I grew up reading CYOA books and they were a bit somber, mainly because there were so many way you could die. And mind you — I didn’t mind the serious tone. It made me feel like I was a grown-up reading, making serious choices. It’s one of the things I love about this book series. So when I started reading this book, I was expecting that same sort of serious tone.
It was still serious, but Jones weaves some humor and lightness throughout the book. There’s a bit of speculative fiction elements in the book, which I didn’t expect but definitely appreciated. I think younger readers will also love all the squirrel references…which are a bit squirrely! 🐿
For example, there’s a moment that Lafayette meets General George Washington and he’s noticing his teeth. I thought, oh boy, here we go. You probably know by now that Washington’s teeth were not wooden but human. As a reader, you have a choice to ask Washington about them or to talk about something else. Jones handled this moment well, with a bit of dark humor, but also unflinchingly honest.

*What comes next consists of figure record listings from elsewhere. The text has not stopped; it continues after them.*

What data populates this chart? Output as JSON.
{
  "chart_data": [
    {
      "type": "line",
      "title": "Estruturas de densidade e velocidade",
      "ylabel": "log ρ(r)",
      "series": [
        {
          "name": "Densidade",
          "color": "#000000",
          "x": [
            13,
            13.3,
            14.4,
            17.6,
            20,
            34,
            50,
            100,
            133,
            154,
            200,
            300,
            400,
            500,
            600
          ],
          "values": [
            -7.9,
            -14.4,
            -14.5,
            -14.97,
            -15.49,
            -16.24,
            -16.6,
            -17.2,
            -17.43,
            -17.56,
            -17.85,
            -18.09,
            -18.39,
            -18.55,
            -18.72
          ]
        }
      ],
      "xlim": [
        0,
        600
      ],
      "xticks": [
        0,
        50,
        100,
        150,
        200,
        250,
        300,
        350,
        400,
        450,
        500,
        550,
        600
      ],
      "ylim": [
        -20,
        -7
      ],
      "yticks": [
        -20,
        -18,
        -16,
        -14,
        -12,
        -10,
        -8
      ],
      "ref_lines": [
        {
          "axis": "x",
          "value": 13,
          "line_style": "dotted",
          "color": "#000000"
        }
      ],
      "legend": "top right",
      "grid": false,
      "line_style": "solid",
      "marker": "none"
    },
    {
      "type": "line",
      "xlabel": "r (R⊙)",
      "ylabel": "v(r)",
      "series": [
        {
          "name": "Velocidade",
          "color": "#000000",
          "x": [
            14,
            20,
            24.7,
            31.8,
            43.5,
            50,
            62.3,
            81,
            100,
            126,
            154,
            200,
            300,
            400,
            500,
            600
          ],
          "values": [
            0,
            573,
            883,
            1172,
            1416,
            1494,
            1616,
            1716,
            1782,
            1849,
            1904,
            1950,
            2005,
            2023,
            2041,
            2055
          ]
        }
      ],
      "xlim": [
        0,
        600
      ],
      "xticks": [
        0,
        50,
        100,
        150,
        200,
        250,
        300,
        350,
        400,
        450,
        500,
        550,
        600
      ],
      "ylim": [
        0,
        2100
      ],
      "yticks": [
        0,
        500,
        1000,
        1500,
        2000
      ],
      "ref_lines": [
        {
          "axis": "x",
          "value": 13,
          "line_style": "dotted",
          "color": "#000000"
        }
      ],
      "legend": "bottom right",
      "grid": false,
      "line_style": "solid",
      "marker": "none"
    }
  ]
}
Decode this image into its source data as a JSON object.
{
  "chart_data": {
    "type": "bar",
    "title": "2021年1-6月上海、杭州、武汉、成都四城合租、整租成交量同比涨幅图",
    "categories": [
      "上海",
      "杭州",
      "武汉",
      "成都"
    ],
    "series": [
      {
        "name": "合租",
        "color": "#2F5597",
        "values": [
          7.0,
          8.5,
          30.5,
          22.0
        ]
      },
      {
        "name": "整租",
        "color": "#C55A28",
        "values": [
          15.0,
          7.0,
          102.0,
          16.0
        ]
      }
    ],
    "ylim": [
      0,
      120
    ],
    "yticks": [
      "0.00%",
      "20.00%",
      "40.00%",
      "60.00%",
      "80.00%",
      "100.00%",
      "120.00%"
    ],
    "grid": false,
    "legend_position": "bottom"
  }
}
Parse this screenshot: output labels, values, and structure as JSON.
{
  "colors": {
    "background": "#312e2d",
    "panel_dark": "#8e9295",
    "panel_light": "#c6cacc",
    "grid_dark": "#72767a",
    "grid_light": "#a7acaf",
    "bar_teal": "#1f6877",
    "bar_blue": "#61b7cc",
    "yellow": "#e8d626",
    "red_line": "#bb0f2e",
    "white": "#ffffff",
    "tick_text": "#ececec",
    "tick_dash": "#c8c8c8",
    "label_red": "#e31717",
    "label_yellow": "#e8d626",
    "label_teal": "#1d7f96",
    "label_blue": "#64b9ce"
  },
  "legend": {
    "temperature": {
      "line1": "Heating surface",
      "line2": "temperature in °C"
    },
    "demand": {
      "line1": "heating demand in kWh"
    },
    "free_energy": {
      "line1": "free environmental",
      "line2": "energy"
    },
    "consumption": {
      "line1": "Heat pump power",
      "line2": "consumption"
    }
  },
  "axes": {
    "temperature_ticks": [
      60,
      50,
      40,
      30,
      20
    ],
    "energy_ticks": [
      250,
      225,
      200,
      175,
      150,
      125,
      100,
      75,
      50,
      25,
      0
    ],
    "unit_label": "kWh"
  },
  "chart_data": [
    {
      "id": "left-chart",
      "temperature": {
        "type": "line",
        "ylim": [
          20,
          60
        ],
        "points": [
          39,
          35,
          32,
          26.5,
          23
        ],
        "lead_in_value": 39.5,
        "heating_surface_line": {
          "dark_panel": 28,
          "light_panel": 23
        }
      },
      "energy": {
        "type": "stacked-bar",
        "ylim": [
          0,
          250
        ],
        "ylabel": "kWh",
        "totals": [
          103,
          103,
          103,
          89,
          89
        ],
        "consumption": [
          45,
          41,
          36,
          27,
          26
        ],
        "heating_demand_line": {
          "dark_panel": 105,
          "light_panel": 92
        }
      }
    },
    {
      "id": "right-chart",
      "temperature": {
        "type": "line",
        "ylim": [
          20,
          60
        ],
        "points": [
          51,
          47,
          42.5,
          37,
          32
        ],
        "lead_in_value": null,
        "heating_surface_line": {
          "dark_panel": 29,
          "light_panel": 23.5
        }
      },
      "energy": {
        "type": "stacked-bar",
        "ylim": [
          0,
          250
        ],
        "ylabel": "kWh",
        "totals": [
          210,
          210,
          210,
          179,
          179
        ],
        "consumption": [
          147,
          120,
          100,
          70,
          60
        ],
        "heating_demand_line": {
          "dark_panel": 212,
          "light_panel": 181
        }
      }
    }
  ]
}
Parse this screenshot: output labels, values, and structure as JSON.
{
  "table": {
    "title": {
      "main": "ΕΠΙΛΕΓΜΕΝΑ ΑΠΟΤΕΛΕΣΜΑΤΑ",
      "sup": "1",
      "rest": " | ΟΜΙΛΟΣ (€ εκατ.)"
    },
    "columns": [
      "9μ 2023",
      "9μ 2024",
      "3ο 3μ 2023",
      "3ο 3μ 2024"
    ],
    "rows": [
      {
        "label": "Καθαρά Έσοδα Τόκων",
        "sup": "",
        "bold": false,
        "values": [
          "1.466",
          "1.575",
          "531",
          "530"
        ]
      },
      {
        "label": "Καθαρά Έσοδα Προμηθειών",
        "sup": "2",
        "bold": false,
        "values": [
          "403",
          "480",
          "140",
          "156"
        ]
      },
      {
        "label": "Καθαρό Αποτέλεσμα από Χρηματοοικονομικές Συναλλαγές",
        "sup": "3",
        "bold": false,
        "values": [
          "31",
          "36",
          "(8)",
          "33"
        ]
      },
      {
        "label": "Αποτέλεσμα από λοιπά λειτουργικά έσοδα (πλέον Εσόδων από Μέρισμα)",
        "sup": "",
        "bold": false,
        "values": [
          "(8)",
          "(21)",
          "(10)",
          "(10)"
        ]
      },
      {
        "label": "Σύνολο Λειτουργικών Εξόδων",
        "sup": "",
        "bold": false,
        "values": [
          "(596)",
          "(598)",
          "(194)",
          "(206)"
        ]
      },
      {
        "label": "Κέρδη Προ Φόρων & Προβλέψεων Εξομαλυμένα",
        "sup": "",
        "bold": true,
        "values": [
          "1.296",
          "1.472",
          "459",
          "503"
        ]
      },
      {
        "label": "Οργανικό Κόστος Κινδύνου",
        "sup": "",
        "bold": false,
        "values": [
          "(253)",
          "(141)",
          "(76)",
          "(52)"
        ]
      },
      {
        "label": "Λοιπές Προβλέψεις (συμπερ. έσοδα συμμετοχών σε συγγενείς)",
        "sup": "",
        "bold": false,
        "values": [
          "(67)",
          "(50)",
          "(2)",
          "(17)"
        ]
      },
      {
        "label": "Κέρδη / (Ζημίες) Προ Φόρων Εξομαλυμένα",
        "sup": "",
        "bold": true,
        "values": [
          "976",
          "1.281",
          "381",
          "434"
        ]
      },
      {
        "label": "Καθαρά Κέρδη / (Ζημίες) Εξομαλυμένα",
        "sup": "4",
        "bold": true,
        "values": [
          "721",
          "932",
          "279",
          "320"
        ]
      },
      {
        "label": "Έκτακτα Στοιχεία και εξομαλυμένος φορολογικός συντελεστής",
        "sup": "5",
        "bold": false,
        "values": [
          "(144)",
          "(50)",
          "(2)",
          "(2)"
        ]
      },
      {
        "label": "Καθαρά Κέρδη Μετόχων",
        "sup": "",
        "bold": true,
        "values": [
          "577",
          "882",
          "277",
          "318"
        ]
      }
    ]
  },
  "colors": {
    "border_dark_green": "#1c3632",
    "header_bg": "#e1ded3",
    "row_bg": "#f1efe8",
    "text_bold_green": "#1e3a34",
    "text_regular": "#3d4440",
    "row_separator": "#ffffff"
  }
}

Jones doesn’t shy away from the realities of being an enslaved person, from the moment Lafayette is able to escape the plantation. But if you’re concerned if this book is violent, the violence comes from being in war. So yes, there are places where the endings involve death.
You’re able to witness Lafayette’s “double consciousness,” knowing that although he had been freed by his owner (in this story, but not in real life), he was still a Black man in 18th century America where freedom for his family and friends would come for another 80+ years. That tension is played out in the book, even though General Marquis de Lafayette was against slavery.
Lafayette’s spy work effectively ended the Revolutionary War, and in the book, you get plenty of chances to spy and get the intel needed for the American forces. There’s also a bio of Lafayette in the back of the book, along with a timeline of enslavement in America, from 1619-1865.
For readers young and old, if you want to learn about a key person in the Revolutionary War in a fun, engaging way, then SPIES: James Armistead Lafayette is a great book to pick up.